In the brilliant light, I see Mom's face twist with rage and pain.
And I see something else.
Behind her, through the doorway, another figure appears. Someone who shouldn't be here. Someone who died three years ago.
My father.
He's not a vampire. Not alive. But somehow, impossibly, he's standing there.
"Elena," his ghost says quietly. "What have you become?"
Mom turns, sees him, and her new vampire face crumbles into human horror.
"No. No, you're dead. You're not real—"
"I'm real enough to stop you." Dad moves forward, and his ghostly hand passes through Mom's chest.
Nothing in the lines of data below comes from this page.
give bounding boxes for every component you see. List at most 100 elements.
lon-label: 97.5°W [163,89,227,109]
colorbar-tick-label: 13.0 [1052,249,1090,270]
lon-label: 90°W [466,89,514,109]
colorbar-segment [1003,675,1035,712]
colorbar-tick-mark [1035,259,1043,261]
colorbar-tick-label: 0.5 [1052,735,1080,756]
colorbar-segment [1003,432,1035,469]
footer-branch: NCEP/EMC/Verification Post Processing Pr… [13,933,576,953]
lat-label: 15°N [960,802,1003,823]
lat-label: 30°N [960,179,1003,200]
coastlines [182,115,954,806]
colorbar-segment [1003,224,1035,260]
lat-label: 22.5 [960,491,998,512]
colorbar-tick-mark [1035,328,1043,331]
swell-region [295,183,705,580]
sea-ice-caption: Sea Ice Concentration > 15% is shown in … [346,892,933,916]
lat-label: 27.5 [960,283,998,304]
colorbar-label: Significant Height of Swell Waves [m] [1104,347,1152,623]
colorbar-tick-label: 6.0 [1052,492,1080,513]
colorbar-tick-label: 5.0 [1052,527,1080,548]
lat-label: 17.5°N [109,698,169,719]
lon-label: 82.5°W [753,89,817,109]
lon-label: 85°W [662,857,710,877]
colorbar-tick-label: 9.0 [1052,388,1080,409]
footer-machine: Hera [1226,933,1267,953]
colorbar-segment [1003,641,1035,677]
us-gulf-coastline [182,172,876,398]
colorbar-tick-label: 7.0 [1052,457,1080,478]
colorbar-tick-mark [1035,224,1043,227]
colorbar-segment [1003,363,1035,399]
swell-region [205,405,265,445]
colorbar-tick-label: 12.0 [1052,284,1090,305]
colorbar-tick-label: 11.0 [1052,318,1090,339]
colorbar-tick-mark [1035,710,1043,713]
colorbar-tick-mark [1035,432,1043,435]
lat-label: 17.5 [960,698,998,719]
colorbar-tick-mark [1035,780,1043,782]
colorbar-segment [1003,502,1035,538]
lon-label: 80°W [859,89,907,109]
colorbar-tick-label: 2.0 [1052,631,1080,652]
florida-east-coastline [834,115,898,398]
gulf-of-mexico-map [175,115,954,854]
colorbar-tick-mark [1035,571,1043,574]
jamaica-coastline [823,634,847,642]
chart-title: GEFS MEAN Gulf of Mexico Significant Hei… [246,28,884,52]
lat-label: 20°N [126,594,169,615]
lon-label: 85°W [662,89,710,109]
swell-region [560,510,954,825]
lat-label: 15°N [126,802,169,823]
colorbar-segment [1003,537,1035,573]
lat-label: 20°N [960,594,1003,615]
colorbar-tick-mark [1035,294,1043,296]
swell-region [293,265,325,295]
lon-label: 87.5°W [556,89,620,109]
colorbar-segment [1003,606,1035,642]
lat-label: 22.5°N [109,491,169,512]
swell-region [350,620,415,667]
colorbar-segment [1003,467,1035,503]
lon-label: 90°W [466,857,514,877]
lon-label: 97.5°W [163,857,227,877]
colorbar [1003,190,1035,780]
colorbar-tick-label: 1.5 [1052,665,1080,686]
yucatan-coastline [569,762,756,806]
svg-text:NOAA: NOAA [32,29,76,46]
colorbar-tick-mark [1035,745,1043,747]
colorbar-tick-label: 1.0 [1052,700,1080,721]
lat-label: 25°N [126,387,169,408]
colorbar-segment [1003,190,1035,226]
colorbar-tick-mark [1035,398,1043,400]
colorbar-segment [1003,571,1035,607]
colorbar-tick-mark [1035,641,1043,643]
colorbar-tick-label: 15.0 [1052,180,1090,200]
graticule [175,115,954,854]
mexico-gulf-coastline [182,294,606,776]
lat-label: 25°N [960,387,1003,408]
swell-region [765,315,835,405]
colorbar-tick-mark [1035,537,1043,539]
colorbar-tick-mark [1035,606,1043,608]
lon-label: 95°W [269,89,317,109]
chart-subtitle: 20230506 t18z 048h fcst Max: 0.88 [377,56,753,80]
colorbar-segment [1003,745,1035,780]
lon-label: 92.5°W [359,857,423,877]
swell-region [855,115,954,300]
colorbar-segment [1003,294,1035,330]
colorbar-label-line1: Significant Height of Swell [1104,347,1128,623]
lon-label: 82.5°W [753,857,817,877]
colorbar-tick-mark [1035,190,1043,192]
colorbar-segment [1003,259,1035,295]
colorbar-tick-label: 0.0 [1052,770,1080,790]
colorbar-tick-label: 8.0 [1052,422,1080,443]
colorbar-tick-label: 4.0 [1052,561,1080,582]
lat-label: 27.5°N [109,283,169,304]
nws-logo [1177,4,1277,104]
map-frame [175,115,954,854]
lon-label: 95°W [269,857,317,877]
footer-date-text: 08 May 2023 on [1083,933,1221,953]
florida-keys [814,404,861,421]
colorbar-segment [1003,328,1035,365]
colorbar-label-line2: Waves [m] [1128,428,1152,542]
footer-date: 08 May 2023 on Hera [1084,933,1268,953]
She freezes. Her mouth opens in a silent scream.
Then she collapses.
The light fades. The ancient vampires on the stairs are gone—fled from whatever power Dad brought with him.
Dad looks at me, his ghostly eyes sad and loving.
"Protect your sister, Lyra. And trust Kaelen. He's the key to everything."
"Dad, wait—"
But he's already fading. Already gone.
Leaving us alone with Mom's unconscious body and a basement that suddenly feels like a tomb.